Over the next month, Peter will lead implementation of more stringent cost control measures to help lower our ongoing T&E expenses. T&E, for example, increased by about 330,000 or 48% from the second quarter of 2007 to the second quarter of 2008. We have to do, and can do, much better on the cost control front, particularly with regard to monetizing our T&E expenses.
Overall, as Peter mentioned, the reduction in force is aimed at generating around 7 million in annual expense savings. Coming out at the other side of this tough period, I believe we'll have a considerably lower breakeven and plan on getting back to consistent profitability.
I want to highlight what Peter said. In terms of the balance sheet remains very solid; 26 million in cash in marketables and no debt. We have runway to work through the very difficult environment on the legal front, as well as the challenging market environment.
In conclusion, the game plan is simple, but not necessarily easy. First, we need to move the legal hill one rock at a time every day. We have run a squeaky clean shop for over six years and we will not let the action of one individual ruin what our team has built.
Second, we need to permanently lower our breakeven and keep our balance sheet strong, because we know that the firms that come through this period will benefit greatly. We have taken active steps to do this, as we have discussed.
Third, we have aligned our senior management team to be positioned to generate revenues. Greg Curhan, for example, running CleanTech. Rob Ford is overseeing OTCQX, Corporate Services and ICD and is purely focused on driving revenues now. Brock, as you know, is running distribution and banking and Will Febbo, as I discussed, is working on the monetization of our research product.

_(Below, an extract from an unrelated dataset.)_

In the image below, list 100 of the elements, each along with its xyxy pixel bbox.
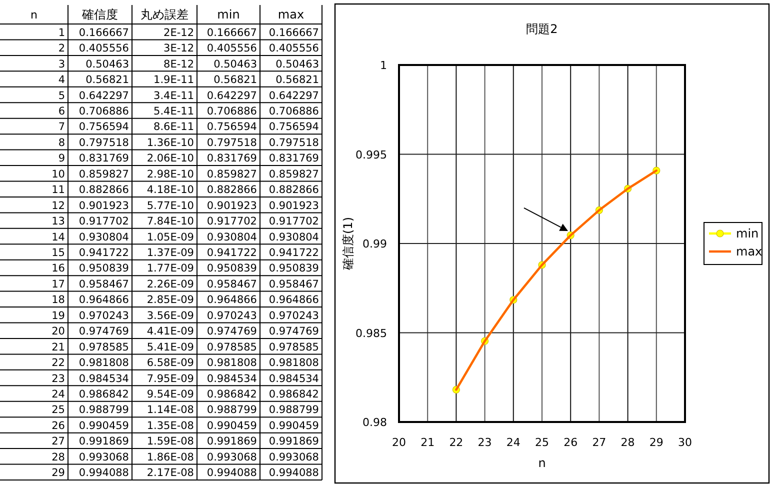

I am focused on generating banking leads, helping pitch the firm's capabilities to both new hires and new clients, and also I'm focused on deploying our capital effectively. Peter Coleman, as I've said, has jumped in with both feet overseeing finance and operations, and in overseeing the operations he's freeing up Rob Ford, who used to run that area, to generate revenues.
So senior management's firmly in the trenches. We're definitely not in the ivory tower right now. We have a great team of people and I'm confident that we will prevail over the long term. We appreciate your support. We appreciate you joining the call, and I'd now like to turn to questions.
Question-and-Answer Session
Operator
And at this time, we have no questions.
[Landon Barretto]
Okay, Jon and Peter, is there anything else you want to say before we go?
Jonathan Merriman
No, thank your support. Welcome aboard, Peter and let's get back to work.